Democratic presidential candidate Senator Bernie Sanders will give a ten minute speech at the Vatican (AP Photo/Mel Evans)

US Presidential hopeful Bernie Sanders has said that he would “be kicking myself” if he turned down an invitation to speak at a Vatican conference today.

The Vermont senator has taken time out from his campaign for the Democratic nomination just four days before the crucial primary in New York, where Hillary Clinton was senator for eight years.

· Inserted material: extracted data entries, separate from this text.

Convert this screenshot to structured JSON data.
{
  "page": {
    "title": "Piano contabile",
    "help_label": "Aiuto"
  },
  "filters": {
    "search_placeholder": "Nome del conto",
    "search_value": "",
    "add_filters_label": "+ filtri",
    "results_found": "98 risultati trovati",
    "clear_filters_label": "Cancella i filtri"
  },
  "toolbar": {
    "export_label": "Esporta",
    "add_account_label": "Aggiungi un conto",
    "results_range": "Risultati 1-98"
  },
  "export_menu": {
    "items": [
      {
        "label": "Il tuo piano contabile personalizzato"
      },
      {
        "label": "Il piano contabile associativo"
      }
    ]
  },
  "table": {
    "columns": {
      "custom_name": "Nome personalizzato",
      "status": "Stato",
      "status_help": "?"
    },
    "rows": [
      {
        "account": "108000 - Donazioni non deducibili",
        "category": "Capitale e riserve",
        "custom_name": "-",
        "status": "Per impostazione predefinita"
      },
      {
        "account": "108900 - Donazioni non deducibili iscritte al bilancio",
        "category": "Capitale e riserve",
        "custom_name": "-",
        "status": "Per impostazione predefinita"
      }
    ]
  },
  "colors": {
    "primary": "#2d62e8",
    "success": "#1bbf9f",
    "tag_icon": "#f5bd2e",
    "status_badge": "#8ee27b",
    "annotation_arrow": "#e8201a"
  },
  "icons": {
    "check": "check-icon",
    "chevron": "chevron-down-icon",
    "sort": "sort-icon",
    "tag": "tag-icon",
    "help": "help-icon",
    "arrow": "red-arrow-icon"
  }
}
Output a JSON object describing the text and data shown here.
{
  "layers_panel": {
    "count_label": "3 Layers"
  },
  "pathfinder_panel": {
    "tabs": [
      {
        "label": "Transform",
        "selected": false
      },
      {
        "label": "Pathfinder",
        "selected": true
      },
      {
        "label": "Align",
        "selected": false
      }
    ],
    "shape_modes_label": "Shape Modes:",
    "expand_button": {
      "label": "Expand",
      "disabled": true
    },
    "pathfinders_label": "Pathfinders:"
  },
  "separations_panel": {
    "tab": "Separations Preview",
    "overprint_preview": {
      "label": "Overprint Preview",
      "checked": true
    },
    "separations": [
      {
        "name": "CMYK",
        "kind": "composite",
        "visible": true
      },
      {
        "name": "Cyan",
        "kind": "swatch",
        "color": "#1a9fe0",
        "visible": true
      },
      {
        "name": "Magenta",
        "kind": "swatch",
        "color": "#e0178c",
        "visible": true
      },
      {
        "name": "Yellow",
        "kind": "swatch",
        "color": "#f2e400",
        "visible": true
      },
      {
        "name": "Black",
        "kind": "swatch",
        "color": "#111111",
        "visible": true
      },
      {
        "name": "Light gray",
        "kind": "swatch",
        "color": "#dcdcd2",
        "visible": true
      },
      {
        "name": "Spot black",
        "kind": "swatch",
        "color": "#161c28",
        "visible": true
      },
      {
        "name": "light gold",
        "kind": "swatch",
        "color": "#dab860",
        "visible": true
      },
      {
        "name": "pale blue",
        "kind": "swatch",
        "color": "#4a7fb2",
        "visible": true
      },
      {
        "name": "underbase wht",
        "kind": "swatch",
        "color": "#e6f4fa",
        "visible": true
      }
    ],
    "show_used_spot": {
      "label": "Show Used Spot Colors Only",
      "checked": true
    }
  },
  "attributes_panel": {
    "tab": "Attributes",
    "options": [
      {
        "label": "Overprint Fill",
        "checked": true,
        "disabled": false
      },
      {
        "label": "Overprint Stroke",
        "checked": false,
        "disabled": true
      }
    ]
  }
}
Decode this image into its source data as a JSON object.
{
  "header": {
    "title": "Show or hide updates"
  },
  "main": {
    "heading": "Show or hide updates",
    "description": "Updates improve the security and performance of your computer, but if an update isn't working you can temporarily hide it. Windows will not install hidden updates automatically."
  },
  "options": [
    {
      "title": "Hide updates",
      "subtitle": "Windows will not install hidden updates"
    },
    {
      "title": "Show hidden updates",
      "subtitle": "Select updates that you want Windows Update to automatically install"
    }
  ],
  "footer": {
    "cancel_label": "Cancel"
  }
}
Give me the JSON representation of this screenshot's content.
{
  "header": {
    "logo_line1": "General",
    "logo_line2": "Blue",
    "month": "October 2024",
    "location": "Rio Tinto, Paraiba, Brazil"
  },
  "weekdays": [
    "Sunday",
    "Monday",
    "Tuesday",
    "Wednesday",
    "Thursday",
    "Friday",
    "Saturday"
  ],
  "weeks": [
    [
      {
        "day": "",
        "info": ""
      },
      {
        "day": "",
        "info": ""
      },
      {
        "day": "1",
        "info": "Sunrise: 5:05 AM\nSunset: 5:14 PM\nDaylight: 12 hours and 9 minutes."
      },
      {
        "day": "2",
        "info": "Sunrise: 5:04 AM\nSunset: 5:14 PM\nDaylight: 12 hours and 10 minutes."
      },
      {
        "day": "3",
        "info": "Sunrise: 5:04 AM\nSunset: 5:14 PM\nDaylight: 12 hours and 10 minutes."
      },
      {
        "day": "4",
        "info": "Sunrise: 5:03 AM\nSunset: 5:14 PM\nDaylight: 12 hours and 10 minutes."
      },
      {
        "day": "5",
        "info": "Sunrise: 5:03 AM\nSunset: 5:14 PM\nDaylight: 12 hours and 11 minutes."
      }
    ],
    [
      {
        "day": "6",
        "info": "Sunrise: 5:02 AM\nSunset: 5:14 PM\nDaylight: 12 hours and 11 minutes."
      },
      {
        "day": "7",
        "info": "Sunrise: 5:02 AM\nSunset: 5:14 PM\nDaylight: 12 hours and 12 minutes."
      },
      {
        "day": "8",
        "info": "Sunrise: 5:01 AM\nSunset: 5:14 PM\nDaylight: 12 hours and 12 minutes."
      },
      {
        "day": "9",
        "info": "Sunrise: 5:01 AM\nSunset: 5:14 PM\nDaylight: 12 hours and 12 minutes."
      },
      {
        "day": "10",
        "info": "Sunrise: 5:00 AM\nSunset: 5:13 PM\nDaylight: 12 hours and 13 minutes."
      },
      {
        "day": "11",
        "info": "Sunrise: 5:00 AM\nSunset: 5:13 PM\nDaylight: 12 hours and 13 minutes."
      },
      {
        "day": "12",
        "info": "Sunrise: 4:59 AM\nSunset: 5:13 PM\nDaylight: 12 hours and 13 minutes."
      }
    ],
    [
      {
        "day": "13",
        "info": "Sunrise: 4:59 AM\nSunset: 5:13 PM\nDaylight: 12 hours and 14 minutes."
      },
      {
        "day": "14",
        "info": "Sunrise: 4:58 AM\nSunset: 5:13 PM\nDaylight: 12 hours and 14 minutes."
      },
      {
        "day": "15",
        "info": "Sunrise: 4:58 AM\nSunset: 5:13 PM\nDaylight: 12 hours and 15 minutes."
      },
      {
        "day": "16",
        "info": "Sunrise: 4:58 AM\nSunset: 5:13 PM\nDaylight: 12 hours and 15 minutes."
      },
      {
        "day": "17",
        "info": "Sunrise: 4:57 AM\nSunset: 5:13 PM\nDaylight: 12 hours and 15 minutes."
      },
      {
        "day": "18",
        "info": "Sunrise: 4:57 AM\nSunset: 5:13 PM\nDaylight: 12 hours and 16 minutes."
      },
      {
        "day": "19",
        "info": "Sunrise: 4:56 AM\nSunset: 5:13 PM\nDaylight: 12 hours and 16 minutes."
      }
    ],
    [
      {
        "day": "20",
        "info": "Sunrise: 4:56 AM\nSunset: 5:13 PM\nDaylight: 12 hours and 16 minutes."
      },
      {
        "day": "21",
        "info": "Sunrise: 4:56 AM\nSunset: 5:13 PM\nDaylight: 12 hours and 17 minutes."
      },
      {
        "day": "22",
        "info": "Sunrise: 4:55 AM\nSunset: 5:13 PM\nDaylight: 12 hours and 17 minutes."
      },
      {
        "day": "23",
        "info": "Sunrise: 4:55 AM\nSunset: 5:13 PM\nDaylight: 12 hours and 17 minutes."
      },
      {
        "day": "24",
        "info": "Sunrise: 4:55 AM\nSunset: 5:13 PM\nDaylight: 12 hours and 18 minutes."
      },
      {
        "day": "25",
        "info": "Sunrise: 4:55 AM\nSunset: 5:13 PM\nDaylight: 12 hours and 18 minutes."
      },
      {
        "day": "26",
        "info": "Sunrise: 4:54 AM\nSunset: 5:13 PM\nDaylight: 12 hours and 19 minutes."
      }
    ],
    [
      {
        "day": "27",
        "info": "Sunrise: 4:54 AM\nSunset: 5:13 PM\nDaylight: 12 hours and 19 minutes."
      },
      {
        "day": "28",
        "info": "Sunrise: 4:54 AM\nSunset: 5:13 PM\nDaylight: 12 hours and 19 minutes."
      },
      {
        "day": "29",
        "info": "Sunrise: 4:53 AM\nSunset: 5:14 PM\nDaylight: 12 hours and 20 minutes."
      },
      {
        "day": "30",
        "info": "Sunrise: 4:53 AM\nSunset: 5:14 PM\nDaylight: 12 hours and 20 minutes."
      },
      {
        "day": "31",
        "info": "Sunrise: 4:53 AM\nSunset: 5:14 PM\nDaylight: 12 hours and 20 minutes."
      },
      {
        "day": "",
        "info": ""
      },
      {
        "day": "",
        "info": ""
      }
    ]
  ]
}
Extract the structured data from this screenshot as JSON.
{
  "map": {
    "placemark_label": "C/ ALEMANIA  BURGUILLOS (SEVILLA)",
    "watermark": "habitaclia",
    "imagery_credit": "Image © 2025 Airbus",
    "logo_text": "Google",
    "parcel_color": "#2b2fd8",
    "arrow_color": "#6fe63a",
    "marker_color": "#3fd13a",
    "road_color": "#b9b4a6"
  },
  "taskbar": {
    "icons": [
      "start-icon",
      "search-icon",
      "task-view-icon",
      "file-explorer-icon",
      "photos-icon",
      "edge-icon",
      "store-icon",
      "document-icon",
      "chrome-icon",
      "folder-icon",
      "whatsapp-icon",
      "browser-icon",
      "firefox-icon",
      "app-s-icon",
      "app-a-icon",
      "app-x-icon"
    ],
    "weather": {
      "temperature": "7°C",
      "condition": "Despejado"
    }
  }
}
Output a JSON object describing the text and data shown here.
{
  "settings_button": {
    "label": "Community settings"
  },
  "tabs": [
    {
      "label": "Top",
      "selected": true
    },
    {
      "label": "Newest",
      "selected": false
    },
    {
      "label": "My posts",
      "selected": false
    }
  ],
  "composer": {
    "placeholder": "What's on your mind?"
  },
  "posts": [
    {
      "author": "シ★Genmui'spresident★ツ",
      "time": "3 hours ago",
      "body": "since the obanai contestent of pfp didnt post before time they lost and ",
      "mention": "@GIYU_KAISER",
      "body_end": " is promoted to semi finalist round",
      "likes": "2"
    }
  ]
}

Mrs Clinton is hoping for a clear victory to wrest back momentum from Mr Sanders, who has won eight of the last nine primaries and caucuses.

“I obviously would not be leaving in the middle of a very hard-fought primary here if this were not an opportunity that comes once in a lifetime,” Mr Sanders said in a phone interview on Wednesday. “I am deeply impressed by the commitment of the Pope to speak out about economic and social and environmental injustice and I would be kicking myself if I refused this opportunity.”

Mr Sanders will be speaking for just 10 minutes at a conference organised by the Pontifical Academy of Social Sciences to commemorate the 25th anniversary of Centesimus Annus, St Pope John Paul II’s teaching on the economy and social justice.

His talk is titled “The Urgency of a Moral Economy: Reflections on the 25th Anniversary of Centesimus Annus.”

“What I’m planning to say is that it is not acceptable from a moral perspective, from an economic perspective or from an environmental perspective that so few have so much and that greed is running as rampant as it is throughout the entire planet,” Mr Sanders said.

Bishop Marcelo Sanchez Sorondo, chancellor for the pontifical academy, said he invited Mr Sanders to speak because he was the only US presidential candidate who showed deep interest in the teachings of Pope Francis.

But the senator will not meet the Pope during his short visit to the Vatican with his wife, children and grandchildren.

Other speakers at the conference include President Evo Morales of Bolivia and Rafael Correa, former president of Ecuador, both, like Sanders, on the political left.

The Catholic vote in America is no longer as predictable as it once was.

Some commentators have suggested that it is possible Mr Sanders’s decision to speak at the Vatican conference may swing some voters in New York, where one in three registered voters identify as Catholic, to vote for him next Tuesday.

Rhode Island and Connecticut, which hold their primaries on April 26, also have high Catholic populations.